The Situation:
1. We have two SuperMicro servers running ESXi 5.1, and do cross-backups each night between the servers using vkmfstools. Each server has Windows 2003 Server VM running Windows Services for UNIX Version 3.5, each with a system virtual hard drive, and a data virtual hard drive, which is an NTFS compressed volume that is shared NFS. All VMs are thin. This has combination has worked fine since 2008. I expanded the NFS volume on Server2 from 200 GB to 500 GB. I unmounted and remounted it afterward, and it shows 499 GB.
The Problem:
1. When Server2 backs up fine to the NFS volume on Server1, the clones go fine. However, when Server1 backs up to Server2, the largest VM (55GB thin and 80GB declared, fails at the 90% point on each attempt, even if I clear space, which it shouldn't need as the drive only has about 51GB of data on a 500 GB NFS volume, and the ESXi VMware Client shows the same amount of free space no matter which server I check it from.
Destination disk format: VMFS thin-provisioned
Cloning disk '/vmfs/volumes/datastore1/my_vm/my_vm.vmdk'...
Clone: 90% done.Failed to clone disk: There is not enough space on the file system for the selected operation (13).
All of the other VMs after it backup fine. It only fails on the larger VM, but I can back it up fine to a local directory.
2. When I check out the size of the virtual hard drive used to hold the NFS volume, it shows a provisioned size of 500 GB with an on disk size of 398 GB, which is odd, because the drive was only 200 GB before it was expanded because I couldn't backup the larger VM anymore. However, I never tried to copy anywhere near that much data to it that it would inflate it like that. It also only shows it using 51 GB, which is too small, even compressed.
Thoughts: Windows sees the large volume, the ESXi sees the large volume, but the usable space must not be any larger. I could just remove the NFS sharing from the volume and re-add it, but the size on disk of the thin vmdk shouldn't be anywhere near that large and the contents should be more than 51 GB, which made me wonder if there was something fishy with the .vmdk. That turnned out to be exactly the case.
Solution:
- Remove NFS volume as a data source on ESXi servers (if you skip this, you may have to reboot one or more esxi servers later)
- Inside Windows 2003 server remove NFS sharing on volume (if you skip this step, it confuses Windows, and ESXi won't be able to connect)
- In the VMware Client settings for the Wndows 2003 VM, remove virtual hard drive 2, and exit settings (behaves like unplugging a USB drive)
- Re-enter the VMware Client settings and make another larger virtual hard disk, and exit settings.
- Re-enter the VMware Client settings and remove the virtual hard drive I just made. (this leaves you with a virtual hard drive to copy)

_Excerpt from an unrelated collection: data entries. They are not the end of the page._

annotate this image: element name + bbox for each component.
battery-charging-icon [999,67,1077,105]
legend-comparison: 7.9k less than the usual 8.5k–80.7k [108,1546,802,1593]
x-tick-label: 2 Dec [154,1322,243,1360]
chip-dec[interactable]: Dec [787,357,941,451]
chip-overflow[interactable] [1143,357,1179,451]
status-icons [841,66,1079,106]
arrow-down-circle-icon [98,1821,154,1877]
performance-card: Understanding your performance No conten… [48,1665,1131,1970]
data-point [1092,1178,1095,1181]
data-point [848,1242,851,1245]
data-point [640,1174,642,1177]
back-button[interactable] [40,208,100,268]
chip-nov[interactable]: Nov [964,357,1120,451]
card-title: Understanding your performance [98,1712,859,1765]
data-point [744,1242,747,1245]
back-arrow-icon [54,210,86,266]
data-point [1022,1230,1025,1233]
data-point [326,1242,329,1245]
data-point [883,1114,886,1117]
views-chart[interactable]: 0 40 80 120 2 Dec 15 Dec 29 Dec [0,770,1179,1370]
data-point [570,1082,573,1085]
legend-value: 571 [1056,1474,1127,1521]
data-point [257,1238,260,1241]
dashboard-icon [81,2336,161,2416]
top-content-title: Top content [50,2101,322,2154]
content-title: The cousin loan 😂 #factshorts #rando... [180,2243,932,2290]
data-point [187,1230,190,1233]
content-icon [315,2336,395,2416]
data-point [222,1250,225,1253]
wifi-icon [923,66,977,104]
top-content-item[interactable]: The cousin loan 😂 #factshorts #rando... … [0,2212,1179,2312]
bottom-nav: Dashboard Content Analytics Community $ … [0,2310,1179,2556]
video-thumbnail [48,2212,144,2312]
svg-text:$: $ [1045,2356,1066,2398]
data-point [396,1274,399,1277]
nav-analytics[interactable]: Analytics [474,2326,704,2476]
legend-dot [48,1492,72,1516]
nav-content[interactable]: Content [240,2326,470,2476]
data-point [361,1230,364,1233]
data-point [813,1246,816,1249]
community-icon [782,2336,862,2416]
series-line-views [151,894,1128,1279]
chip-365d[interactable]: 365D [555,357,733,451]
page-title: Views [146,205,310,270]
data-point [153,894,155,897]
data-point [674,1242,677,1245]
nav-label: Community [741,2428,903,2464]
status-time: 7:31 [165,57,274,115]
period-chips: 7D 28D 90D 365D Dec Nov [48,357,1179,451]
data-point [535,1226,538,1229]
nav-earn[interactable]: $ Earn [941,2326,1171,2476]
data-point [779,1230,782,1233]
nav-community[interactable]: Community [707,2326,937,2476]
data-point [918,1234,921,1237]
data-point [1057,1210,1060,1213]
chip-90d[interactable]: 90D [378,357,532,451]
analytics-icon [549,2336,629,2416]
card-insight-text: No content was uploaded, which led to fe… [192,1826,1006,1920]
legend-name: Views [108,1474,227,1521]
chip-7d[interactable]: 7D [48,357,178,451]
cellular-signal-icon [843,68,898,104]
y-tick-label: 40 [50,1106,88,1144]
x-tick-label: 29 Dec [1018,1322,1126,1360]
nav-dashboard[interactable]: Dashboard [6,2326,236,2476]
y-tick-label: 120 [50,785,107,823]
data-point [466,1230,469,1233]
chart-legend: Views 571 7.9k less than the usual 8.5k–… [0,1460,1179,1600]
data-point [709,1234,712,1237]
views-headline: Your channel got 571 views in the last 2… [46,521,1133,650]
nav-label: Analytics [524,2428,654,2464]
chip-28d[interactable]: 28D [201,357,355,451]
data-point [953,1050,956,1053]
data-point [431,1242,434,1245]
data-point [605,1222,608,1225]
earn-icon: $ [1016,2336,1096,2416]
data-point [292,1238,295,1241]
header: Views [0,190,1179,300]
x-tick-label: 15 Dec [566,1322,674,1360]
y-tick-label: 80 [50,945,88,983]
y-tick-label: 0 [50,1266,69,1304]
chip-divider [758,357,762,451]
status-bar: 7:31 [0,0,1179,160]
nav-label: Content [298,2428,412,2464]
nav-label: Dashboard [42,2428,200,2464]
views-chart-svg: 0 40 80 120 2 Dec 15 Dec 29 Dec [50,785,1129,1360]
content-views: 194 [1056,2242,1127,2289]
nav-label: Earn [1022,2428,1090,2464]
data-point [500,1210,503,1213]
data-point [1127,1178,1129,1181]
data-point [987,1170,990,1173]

- Log in SSH to the ESXi server and rename the nas-2 directory to nas-2.old
- Make new nas-2 directory
- vmkfstools -i admin2_1.vmdk -d thin ./nas-2/nas-2.vmdk
- delete admin2_1.vmdk (if you skip this step, ESXi will see it, and add virtual hard disk 3 instead of virtual hard disk 2)
- In the VMware Client settings for the Wndows 2003 VM, add new nas-2.vmdk virtual hard drive (shows provisioned 500 GB, space on disk 0)
- In 2003 Server, initialize new disk, do a quick format, with compression, set volume name, and drive letter. Share as nas-2, and add NFS sharing.
- Re-add new nas-2 as data sources to the ESXi servers
Lessons learned:
- The best way to expand a virtual hard drive in ESXi is to start with a new one.
- If the size of the vmdk doesn't make sense, there is something fishy with the vmdk.
- If vmkfstools says there is a problem, there is a problem, even if everything else says it's OK.